- Publisher: Comma Press
- Date: August 2012
- Price (Paperback): £9.99
- Pages: 250
- ISBN978-1905583492
Review by Maria Powell
After watching the acclaimed film 45 Years, adapted from one of David Constantine’s short stories, ‘In Another Country’, I was quick to buy my first collection by him. The film had made an impression on me with the slow build up of tension between the main characters, Kate and Geoff. Their anniversary celebration brings their relationship under the microscope, and the question shifts from whether the celebration might be cancelled, to whether their long marriage will even survive the week
I chose the collection, Tea at the Midland, David Constantine’s fourth short story collection; the title story was the winner of the BBC National Short Story Award 2010. I was drawn in straight away by the evocative prose which opens with a woman watching surfers from the hotel window and I floated along with the first description,
’to the woman watching they looked like grace itself, the heart and soul of which is freedom. It pleased her particularly that they were attached by invisible strings to colourful curves of rapidly moving air.’
The man was in a different frame of mind, ‘all he saw was the woman, and that he had no presence in her thoughts.’ The inner life of people is masterfully portrayed throughout the book, for this is where the heart of these short stories lie.
The protagonists in Tea at the Midland are unnamed. They are simply addressed as the man and the woman, which made me feel like a fly on the wall. Constantine explores feelings. He has that ability that only great writers have to reach the very soul of humanity. The lack of names adds something by enhancing the pathos so that you become sucked into their private lives, and at the same time, you are made to feel like an intruder
Not all the stories worked for me though, and some of the characters were nigh on impossible to warm to, such as Goat, who ‘had a broken nose, crinkled and soiled grey hair, some teeth and, yes, knobs on his forehead.’ You are given a glimpse of the horrors of life through this very troubling story where two unsavoury people meet at the derelict Bluecoats school which is awaiting demolition. ‘There lay the corpses of rats and pigeons, more or less gnawed or decomposed, the fixative of ice.’ At times I found this world of outsiders oppressive and my empathy waned alongside the decaying corpses. However, on balance there is a brilliance to the whole collection of stories even when, or especially when, you feel uncomfortable.

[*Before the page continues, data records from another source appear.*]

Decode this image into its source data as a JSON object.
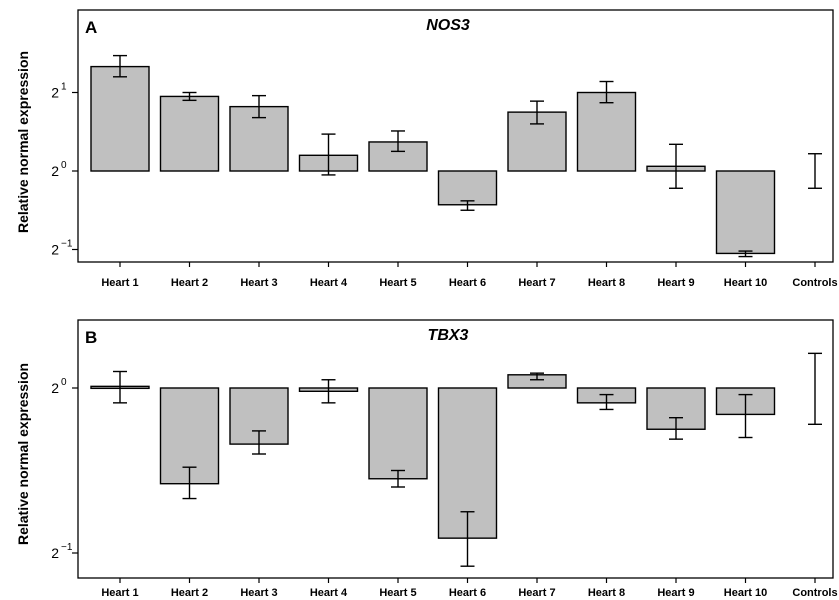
{
  "chart_data": [
    {
      "type": "bar",
      "panel_label": "A",
      "title": "NOS3",
      "ylabel": "Relative normal expression",
      "y_scale": "log2",
      "y_ticks": [
        {
          "base": "2",
          "exp": "1",
          "value": 1
        },
        {
          "base": "2",
          "exp": "0",
          "value": 0
        },
        {
          "base": "2",
          "exp": "−1",
          "value": -1
        }
      ],
      "ylim_log2": [
        -1.12,
        2.0
      ],
      "categories": [
        "Heart 1",
        "Heart 2",
        "Heart 3",
        "Heart 4",
        "Heart 5",
        "Heart 6",
        "Heart 7",
        "Heart 8",
        "Heart 9",
        "Heart 10",
        "Controls"
      ],
      "values_log2": [
        1.33,
        0.95,
        0.82,
        0.2,
        0.37,
        -0.43,
        0.75,
        1.0,
        0.06,
        -1.05,
        null
      ],
      "error_low_log2": [
        1.2,
        0.9,
        0.68,
        -0.05,
        0.25,
        -0.5,
        0.6,
        0.87,
        -0.22,
        -1.09,
        -0.22
      ],
      "error_high_log2": [
        1.47,
        1.0,
        0.96,
        0.47,
        0.51,
        -0.38,
        0.89,
        1.14,
        0.34,
        -1.02,
        0.22
      ],
      "bar_color": "#c0c0c0"
    },
    {
      "type": "bar",
      "panel_label": "B",
      "title": "TBX3",
      "ylabel": "Relative normal expression",
      "y_scale": "log2",
      "y_ticks": [
        {
          "base": "2",
          "exp": "0",
          "value": 0
        },
        {
          "base": "2",
          "exp": "−1",
          "value": -1
        }
      ],
      "ylim_log2": [
        -1.14,
        0.28
      ],
      "categories": [
        "Heart 1",
        "Heart 2",
        "Heart 3",
        "Heart 4",
        "Heart 5",
        "Heart 6",
        "Heart 7",
        "Heart 8",
        "Heart 9",
        "Heart 10",
        "Controls"
      ],
      "values_log2": [
        0.01,
        -0.58,
        -0.34,
        -0.02,
        -0.55,
        -0.91,
        0.08,
        -0.09,
        -0.25,
        -0.16,
        null
      ],
      "error_low_log2": [
        -0.09,
        -0.67,
        -0.4,
        -0.09,
        -0.6,
        -1.08,
        0.05,
        -0.13,
        -0.31,
        -0.3,
        -0.22
      ],
      "error_high_log2": [
        0.1,
        -0.48,
        -0.26,
        0.05,
        -0.5,
        -0.75,
        0.09,
        -0.04,
        -0.18,
        -0.04,
        0.21
      ],
      "bar_color": "#c0c0c0"
    }
  ]
}
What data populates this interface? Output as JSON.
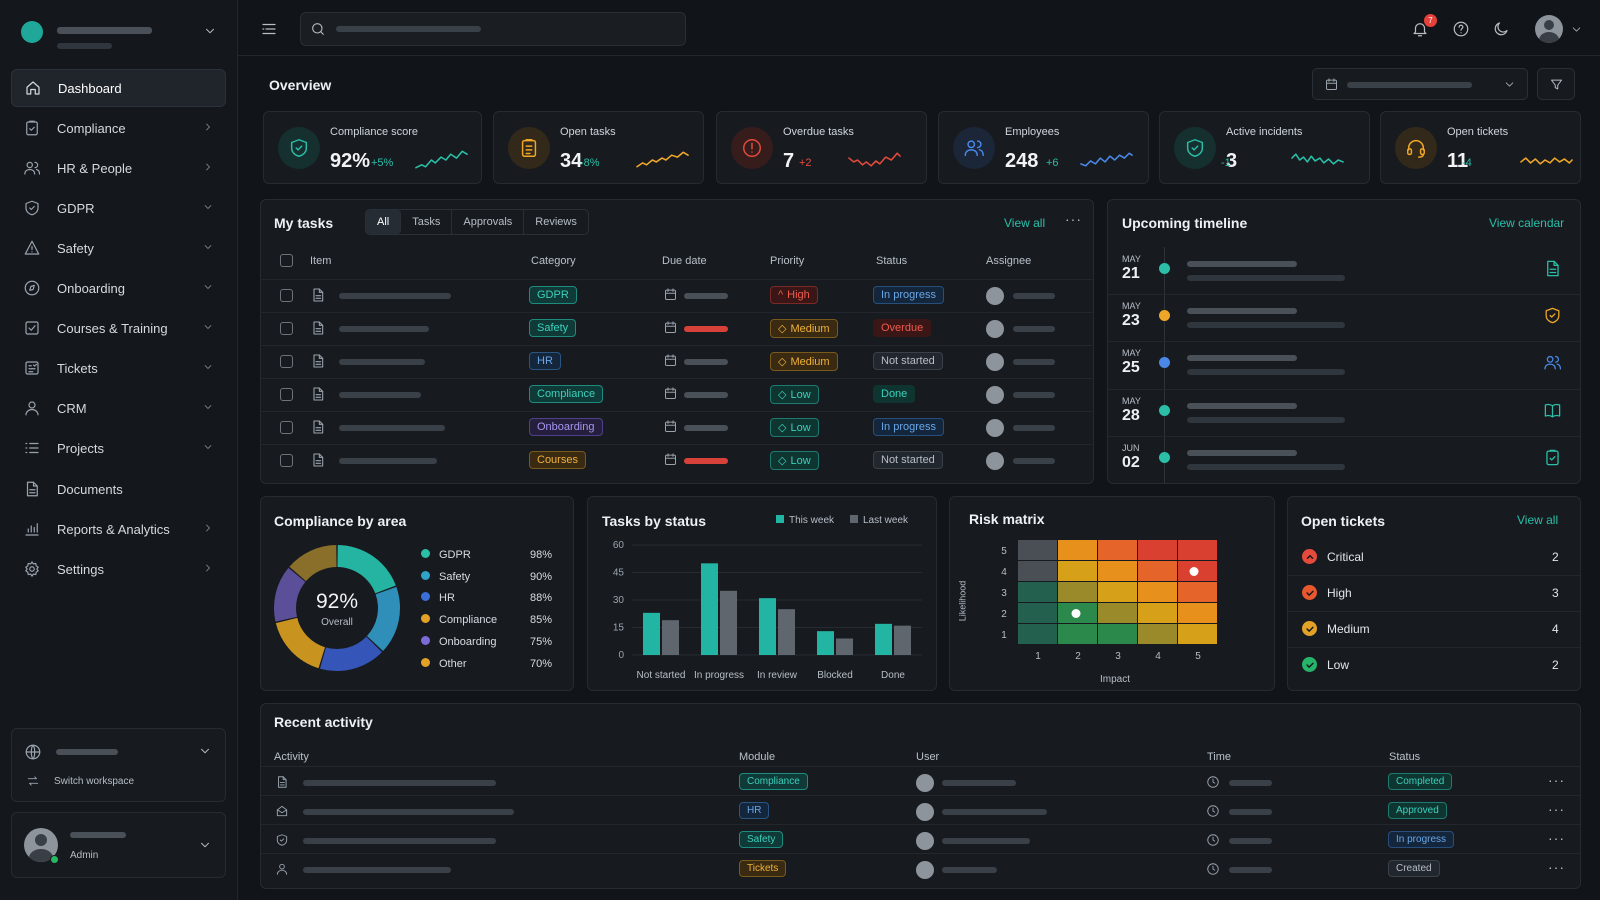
{
  "sidebar": {
    "items": [
      {
        "label": "Dashboard",
        "icon": "home-icon"
      },
      {
        "label": "Compliance",
        "icon": "clipboard-check-icon"
      },
      {
        "label": "HR & People",
        "icon": "people-icon"
      },
      {
        "label": "GDPR",
        "icon": "shield-icon"
      },
      {
        "label": "Safety",
        "icon": "warning-icon"
      },
      {
        "label": "Onboarding",
        "icon": "rocket-icon"
      },
      {
        "label": "Courses & Training",
        "icon": "course-icon"
      },
      {
        "label": "Tickets",
        "icon": "ticket-icon"
      },
      {
        "label": "CRM",
        "icon": "user-icon"
      },
      {
        "label": "Projects",
        "icon": "list-icon"
      },
      {
        "label": "Documents",
        "icon": "document-icon"
      },
      {
        "label": "Reports & Analytics",
        "icon": "bar-chart-icon"
      },
      {
        "label": "Settings",
        "icon": "gear-icon"
      }
    ],
    "switch_workspace": "Switch workspace",
    "user_role": "Admin"
  },
  "topbar": {
    "notifications_count": "7"
  },
  "overview": {
    "title": "Overview"
  },
  "kpis": [
    {
      "label": "Compliance score",
      "value": "92%",
      "delta": "+5%",
      "color": "#2bbfa8"
    },
    {
      "label": "Open tasks",
      "value": "34",
      "delta": "-8%",
      "color": "#f0a728"
    },
    {
      "label": "Overdue tasks",
      "value": "7",
      "delta": "+2",
      "color": "#e54b3c"
    },
    {
      "label": "Employees",
      "value": "248",
      "delta": "+6",
      "color": "#4a88e8"
    },
    {
      "label": "Active incidents",
      "value": "3",
      "delta": "-1",
      "color": "#2bbfa8"
    },
    {
      "label": "Open tickets",
      "value": "11",
      "delta": "-4",
      "color": "#f0a728"
    }
  ],
  "tasks": {
    "title": "My tasks",
    "tabs": [
      "All",
      "Tasks",
      "Approvals",
      "Reviews"
    ],
    "view_all": "View all",
    "columns": [
      "Item",
      "Category",
      "Due date",
      "Priority",
      "Status",
      "Assignee"
    ],
    "rows": [
      {
        "category": "GDPR",
        "priority": "High",
        "status": "In progress"
      },
      {
        "category": "Safety",
        "priority": "Medium",
        "status": "Overdue"
      },
      {
        "category": "HR",
        "priority": "Medium",
        "status": "Not started"
      },
      {
        "category": "Compliance",
        "priority": "Low",
        "status": "Done"
      },
      {
        "category": "Onboarding",
        "priority": "Low",
        "status": "In progress"
      },
      {
        "category": "Courses",
        "priority": "Low",
        "status": "Not started"
      }
    ]
  },
  "timeline": {
    "title": "Upcoming timeline",
    "view_calendar": "View calendar",
    "items": [
      {
        "month": "MAY",
        "day": "21",
        "color": "#2bbfa8",
        "icon": "document-icon"
      },
      {
        "month": "MAY",
        "day": "23",
        "color": "#f0a728",
        "icon": "shield-icon"
      },
      {
        "month": "MAY",
        "day": "25",
        "color": "#4a88e8",
        "icon": "people-icon"
      },
      {
        "month": "MAY",
        "day": "28",
        "color": "#2bbfa8",
        "icon": "book-icon"
      },
      {
        "month": "JUN",
        "day": "02",
        "color": "#2bbfa8",
        "icon": "clipboard-check-icon"
      }
    ]
  },
  "compliance_area": {
    "title": "Compliance by area",
    "center_value": "92%",
    "center_label": "Overall",
    "items": [
      {
        "label": "GDPR",
        "value": "98%",
        "color": "#2bbfa8"
      },
      {
        "label": "Safety",
        "value": "90%",
        "color": "#2fa3c8"
      },
      {
        "label": "HR",
        "value": "88%",
        "color": "#3b6fd8"
      },
      {
        "label": "Compliance",
        "value": "85%",
        "color": "#e3a227"
      },
      {
        "label": "Onboarding",
        "value": "75%",
        "color": "#7b6bd8"
      },
      {
        "label": "Other",
        "value": "70%",
        "color": "#e3a227"
      }
    ]
  },
  "tasks_status": {
    "title": "Tasks by status",
    "legend": [
      "This week",
      "Last week"
    ]
  },
  "risk_matrix": {
    "title": "Risk matrix",
    "ylabel": "Likelihood",
    "xlabel": "Impact",
    "ticks": [
      "1",
      "2",
      "3",
      "4",
      "5"
    ]
  },
  "open_tickets": {
    "title": "Open tickets",
    "view_all": "View all",
    "items": [
      {
        "label": "Critical",
        "count": "2",
        "color": "#e54b3c"
      },
      {
        "label": "High",
        "count": "3",
        "color": "#e8572e"
      },
      {
        "label": "Medium",
        "count": "4",
        "color": "#e3a227"
      },
      {
        "label": "Low",
        "count": "2",
        "color": "#27b36a"
      }
    ]
  },
  "recent_activity": {
    "title": "Recent activity",
    "columns": [
      "Activity",
      "Module",
      "User",
      "Time",
      "Status"
    ],
    "rows": [
      {
        "module": "Compliance",
        "status": "Completed"
      },
      {
        "module": "HR",
        "status": "Approved"
      },
      {
        "module": "Safety",
        "status": "In progress"
      },
      {
        "module": "Tickets",
        "status": "Created"
      }
    ]
  },
  "chart_data": [
    {
      "type": "bar",
      "title": "Tasks by status",
      "categories": [
        "Not started",
        "In progress",
        "In review",
        "Blocked",
        "Done"
      ],
      "series": [
        {
          "name": "This week",
          "values": [
            23,
            50,
            31,
            13,
            17
          ]
        },
        {
          "name": "Last week",
          "values": [
            19,
            35,
            25,
            9,
            16
          ]
        }
      ],
      "ylim": [
        0,
        60
      ],
      "yticks": [
        0,
        15,
        30,
        45,
        60
      ],
      "legend_position": "top-right"
    },
    {
      "type": "pie",
      "title": "Compliance by area",
      "categories": [
        "GDPR",
        "Safety",
        "HR",
        "Compliance",
        "Onboarding",
        "Other"
      ],
      "values": [
        98,
        90,
        88,
        85,
        75,
        70
      ]
    },
    {
      "type": "heatmap",
      "title": "Risk matrix",
      "xlabel": "Impact",
      "ylabel": "Likelihood",
      "x": [
        1,
        2,
        3,
        4,
        5
      ],
      "y": [
        1,
        2,
        3,
        4,
        5
      ],
      "points": [
        [
          5,
          4
        ],
        [
          2,
          2
        ]
      ]
    }
  ]
}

You quickly appreciate that Constantine is a great poet because his descriptions are breathtaking. Take this one as an example:
‘on deck lie the browning women, upright the redswart mensfolk, turning the sizzling meat, their midriffs melting over the trunk-tops, their bare domes, angry as boils, dripping into the grill. Flesh, so much flesh, cooking or being cooked, oozing a living sweat or the juices that still moisten the dead meat.’
In an interview in The Scotsman (1/12/12) Constantine said, “I think that if you try to write poems it makes you very attentive to language. It also makes you quite impatient of language which is merely instrumental, which is just saying this happened, then that happened, to get you from this point to the next.”
Constantine never writes plot driven stories, instead the stories focus on people living on the margins and their inner lives. Character is all. Be prepared to find them trapped in terrible circumstances, mental health and terminal illness are themes threaded throughout the stories, but they do not give up on that precious bit of life that is still theirs to live. And sometimes this precious piece of time is the only thing that they still possess. In ‘Ayery Thinnesse’, ‘she’s had enough, but that’s not the same as giving up,’ and In Lewis and Ellis, ‘the end, or the beginning of the end, came in winter six weeks after the lung cancer Ellis had been breeding for many years finally outed itself…’ Ellis is incensed by the way the news is delivered, ‘Given three months to live. Given!’ – a brilliant sentence showing great strength in this character who challenges the choice of words of the doctors.
These quirky individuals battle with their gruesome lives where lesser mortals would simply cave in; and this, I believe is the whole point to the book. The most admirable characteristics are the drive and determination to get through the day. In fact, Constantine leaves us in no doubt about how tough life can become when he writes, ‘the heart of life is horror’ and, ‘what you think can’t possibly get worse always can and very likely will.’ This is the stark message, but with a clever flip side of hope running throughout. It is clever because it is never implausible. The characters struggle to live the best possible way they can, and get the very best out of their time, living moments of joy even though they may be ever so brief. The idea of hope and determination made the read worthwhile and rewarding. But, let’s make no bones about it, you have to work at reading these stories, at times, very hard indeed. Many of the stories leave you to make up your own mind about what really has happened and what might happen next. Constantine once said, ‘I detest the idea of closure, in life and in writing,’ and so he makes these outsiders battle against the odds, always searching for some kind of redemption, some kind of relief, but most important of all in my opinion, with the drive to live whatever time is left intensely.